Let $C(X)$ be the collection of all continuous real-valued functions defined on a compact metric space $X \subset \mathbb{R}$.
Let $C(X)_+$ be the positive cone of $C(X)$ (i.e., $C(X)_+ := \{ f \in C(X) \colon f \geq \theta \}$, where $\theta(x)\equiv 0$ for all $x \in X$ is the zero vector in $C(X)$.).
Let $\nu$ be a probability measure on the measurable space $(X, \mathcal{B}(X))$, where $\mathcal{B}(X)$ denotes its Borel $\sigma$-algebra of $X$.
It is well known from the elementary property of integral that $$ \int_X f(x) \nu (\mathrm{d} x) \geq 0$$ whenever $f \geq \theta$.

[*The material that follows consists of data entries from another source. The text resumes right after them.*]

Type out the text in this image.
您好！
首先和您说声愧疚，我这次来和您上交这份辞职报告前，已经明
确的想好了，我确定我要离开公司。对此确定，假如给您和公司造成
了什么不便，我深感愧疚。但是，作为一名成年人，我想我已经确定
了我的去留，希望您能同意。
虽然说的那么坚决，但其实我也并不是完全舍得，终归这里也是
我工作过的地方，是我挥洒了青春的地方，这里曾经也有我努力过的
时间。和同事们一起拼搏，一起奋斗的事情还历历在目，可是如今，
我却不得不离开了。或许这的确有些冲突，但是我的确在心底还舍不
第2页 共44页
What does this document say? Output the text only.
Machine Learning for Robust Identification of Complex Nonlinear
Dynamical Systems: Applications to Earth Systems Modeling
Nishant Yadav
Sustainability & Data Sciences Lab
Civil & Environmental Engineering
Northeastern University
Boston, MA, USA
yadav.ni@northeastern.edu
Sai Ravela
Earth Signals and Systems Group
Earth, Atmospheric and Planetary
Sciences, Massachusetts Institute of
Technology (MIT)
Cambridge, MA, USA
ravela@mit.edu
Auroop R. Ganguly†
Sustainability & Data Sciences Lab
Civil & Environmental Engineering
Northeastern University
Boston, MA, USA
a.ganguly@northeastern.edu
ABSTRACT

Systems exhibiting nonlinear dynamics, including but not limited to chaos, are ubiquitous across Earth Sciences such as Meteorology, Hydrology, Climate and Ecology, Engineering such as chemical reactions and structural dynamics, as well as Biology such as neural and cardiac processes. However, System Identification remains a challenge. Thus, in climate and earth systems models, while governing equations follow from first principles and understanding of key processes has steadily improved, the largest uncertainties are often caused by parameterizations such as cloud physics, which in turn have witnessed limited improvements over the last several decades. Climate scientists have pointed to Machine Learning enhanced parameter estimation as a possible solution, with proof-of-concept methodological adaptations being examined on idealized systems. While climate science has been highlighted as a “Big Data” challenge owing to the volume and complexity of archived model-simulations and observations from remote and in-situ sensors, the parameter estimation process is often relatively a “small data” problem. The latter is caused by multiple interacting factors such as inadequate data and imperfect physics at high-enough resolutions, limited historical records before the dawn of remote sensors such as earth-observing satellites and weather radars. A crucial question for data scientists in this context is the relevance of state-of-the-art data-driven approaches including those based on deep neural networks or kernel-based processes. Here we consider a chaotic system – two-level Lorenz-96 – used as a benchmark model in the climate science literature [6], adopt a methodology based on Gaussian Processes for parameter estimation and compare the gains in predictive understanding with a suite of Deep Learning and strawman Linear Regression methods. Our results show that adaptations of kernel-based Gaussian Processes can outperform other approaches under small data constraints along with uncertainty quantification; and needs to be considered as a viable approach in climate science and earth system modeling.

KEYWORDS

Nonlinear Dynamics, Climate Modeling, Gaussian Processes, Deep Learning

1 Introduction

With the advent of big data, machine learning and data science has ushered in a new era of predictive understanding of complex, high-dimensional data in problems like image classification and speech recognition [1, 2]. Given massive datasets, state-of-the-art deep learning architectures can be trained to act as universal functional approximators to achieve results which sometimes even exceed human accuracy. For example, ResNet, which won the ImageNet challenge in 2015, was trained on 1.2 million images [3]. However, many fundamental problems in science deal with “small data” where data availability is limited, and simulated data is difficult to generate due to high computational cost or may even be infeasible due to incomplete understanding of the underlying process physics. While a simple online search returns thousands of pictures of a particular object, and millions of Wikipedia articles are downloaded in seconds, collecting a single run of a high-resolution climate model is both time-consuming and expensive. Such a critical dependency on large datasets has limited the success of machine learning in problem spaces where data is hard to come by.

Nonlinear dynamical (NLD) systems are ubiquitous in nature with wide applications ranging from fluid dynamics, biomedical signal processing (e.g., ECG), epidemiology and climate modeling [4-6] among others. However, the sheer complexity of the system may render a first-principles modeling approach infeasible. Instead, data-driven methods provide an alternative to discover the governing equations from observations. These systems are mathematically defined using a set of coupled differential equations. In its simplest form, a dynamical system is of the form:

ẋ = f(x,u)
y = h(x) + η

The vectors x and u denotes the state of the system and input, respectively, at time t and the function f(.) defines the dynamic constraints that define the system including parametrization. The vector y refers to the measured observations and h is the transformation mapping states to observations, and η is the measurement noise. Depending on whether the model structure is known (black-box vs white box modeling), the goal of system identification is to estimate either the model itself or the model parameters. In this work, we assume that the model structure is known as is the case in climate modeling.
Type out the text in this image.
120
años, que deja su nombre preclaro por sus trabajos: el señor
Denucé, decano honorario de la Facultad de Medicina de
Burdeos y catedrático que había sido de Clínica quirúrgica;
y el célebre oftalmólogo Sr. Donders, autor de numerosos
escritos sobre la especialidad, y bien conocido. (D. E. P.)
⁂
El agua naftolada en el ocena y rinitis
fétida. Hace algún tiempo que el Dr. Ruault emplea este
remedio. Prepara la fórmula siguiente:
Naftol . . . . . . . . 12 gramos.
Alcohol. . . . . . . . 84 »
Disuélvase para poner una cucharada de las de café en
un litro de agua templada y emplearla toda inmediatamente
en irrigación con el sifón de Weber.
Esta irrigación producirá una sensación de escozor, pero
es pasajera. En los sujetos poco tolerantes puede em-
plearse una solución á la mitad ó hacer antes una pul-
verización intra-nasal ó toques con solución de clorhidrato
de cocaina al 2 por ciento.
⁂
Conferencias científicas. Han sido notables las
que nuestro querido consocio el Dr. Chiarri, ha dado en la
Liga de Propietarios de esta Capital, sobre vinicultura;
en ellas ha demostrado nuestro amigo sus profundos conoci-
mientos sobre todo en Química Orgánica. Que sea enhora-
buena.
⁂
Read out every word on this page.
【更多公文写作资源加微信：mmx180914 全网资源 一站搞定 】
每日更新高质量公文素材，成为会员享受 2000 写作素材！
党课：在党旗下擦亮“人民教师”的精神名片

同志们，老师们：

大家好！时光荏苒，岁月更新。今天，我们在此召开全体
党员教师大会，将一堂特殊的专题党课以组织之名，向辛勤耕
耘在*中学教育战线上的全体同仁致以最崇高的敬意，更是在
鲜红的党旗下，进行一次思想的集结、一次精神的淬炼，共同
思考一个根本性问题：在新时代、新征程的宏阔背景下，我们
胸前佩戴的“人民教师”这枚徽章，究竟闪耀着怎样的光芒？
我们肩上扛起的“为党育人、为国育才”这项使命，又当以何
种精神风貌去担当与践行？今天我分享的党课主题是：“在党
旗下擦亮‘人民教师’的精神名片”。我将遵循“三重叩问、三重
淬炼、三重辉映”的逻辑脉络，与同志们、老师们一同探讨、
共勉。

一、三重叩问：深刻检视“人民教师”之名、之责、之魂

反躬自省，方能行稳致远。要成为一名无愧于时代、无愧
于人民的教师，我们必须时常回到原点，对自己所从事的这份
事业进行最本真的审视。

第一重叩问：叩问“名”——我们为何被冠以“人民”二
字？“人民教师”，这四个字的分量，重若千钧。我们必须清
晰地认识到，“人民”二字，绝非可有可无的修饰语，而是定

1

Furthermore, $ \int_X f(x) \nu (\mathrm{d} x) > 0$ holds true if $f$ is strictly positive (i.e., $f(x) >0$ for all $x \in X$).
I am wondering that what if $f$ is just non-zero element of the positive cone $C(X)_+$ (i.e., $f \in C(X)_+ \setminus \{\theta\}$), can we still conclude that its integral is strictly positive $$ \int_X f(x) \nu (\mathrm{d} x) > 0 \qquad ?$$
I guess that the answer is yes, since $f$ is continuous rather than just Borel measurable. But I have been struggling with this question for a while, so could any kind person help me out please?
Thank you very much in advance! Any idea or suggestions are much appreciated!
First of all there is no such thing as normal distribution on a compact metric space. Normal/Gaussian distribution id defined on Euclidean spaces or topological vector spaces but not on metric spaces. Your conclusion is true for Borel measures $nu $ on $X$ such that $\nu (U)>0$ for every non-empty open set $U$. A counter example to your statement is obtained by taking $\nu $ to be a delta measure at a point.